W.R. Høgetveit, H. Jakobsen
Commercial production of sweet cherries in the southern coast region of Norway has been inhibited by the high risk of crop failures due to extensive damage to flower buds. The aim of this investigation, which was begun in 2000 and will continue into 2002, was to survey and study the factors associated with damage of flower buds across this region. Thus far, the following results have been documented: 1) bud damage occurs at least two months before bud break; 2) sites with more stable, less fluctuating winter temperatures show less damage; 3) those sites along the coast (e.g., Lindesnes) with a boreal climate and those 60 km inland from the coast had very little bud damage (<20%); and 4) orchards between the coast and inland had significant damage (>50%). All of the orchards investigated suffered from Zn deficiency, except the orchard in Lindesnes which had no significant (<5%) flower bud damage in either 2000 or 2001. All orchards with >50% damage to flower buds had leaf analyses indicating Zn deficiency, as well as infections with bacterial canker (Pseudomonas syringae). Plastic rain covers to protect against fruit cracking have become a standard practice in Norway.
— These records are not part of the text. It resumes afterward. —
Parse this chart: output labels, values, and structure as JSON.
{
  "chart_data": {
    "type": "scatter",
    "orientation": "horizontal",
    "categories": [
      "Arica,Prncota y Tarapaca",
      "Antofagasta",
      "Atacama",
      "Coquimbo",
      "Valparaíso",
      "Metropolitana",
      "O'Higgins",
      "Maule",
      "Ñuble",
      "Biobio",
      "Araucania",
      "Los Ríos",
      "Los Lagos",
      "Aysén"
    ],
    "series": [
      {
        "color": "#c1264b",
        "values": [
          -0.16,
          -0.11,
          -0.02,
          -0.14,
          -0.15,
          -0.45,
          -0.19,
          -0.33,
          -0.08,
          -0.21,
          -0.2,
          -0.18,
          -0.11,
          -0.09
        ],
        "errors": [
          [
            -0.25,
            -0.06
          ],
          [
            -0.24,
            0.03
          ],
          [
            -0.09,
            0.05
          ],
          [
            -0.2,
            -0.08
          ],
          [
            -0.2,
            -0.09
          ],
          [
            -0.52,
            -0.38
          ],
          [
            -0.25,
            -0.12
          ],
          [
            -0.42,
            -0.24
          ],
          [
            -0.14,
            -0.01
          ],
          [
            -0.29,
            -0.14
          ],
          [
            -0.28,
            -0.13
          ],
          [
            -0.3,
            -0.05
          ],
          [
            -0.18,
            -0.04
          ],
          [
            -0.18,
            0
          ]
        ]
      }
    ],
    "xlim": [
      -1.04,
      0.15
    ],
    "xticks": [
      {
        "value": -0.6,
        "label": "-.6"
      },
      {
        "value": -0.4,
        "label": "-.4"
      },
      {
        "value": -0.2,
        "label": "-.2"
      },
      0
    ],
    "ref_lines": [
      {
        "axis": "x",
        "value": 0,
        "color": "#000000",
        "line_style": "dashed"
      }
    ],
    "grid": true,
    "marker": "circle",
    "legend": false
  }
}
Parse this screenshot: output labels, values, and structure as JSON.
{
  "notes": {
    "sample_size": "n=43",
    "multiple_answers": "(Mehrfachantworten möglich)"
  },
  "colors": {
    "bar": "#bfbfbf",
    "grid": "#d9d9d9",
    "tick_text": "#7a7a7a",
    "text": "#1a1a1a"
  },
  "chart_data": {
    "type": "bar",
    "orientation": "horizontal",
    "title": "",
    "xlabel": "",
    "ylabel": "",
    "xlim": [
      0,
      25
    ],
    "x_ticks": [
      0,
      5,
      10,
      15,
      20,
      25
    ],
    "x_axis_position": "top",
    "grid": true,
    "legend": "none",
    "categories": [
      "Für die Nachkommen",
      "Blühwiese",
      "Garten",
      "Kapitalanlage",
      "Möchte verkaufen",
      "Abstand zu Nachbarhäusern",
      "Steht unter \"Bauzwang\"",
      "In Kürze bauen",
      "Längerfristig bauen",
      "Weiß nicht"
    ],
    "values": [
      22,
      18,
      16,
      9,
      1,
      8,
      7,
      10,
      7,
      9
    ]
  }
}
The potential use of similar covers in early spring may be a strategy for reducing the infection pressure of diseases caused by fungi and bacteria. Such covers also might offer opportunities to modify the climate in ways leading to less damage of flower buds before and during flowering, resulting in better pollination and fruit set.
Høgetveit, W.R. and Jakobsen, H. (2005). CAUSE OF DAMAGE TO SWEET CHERRY FLOWER BUDS IN SOUTHERN NORWAY. Acta Hortic. 667, 467-470
DOI: 10.17660/ActaHortic.2005.667.67
Prunus avium, winter hardiness, bacterial canker, Pseudomonas syringae, mineral deficiency, location, rainfall, temperature.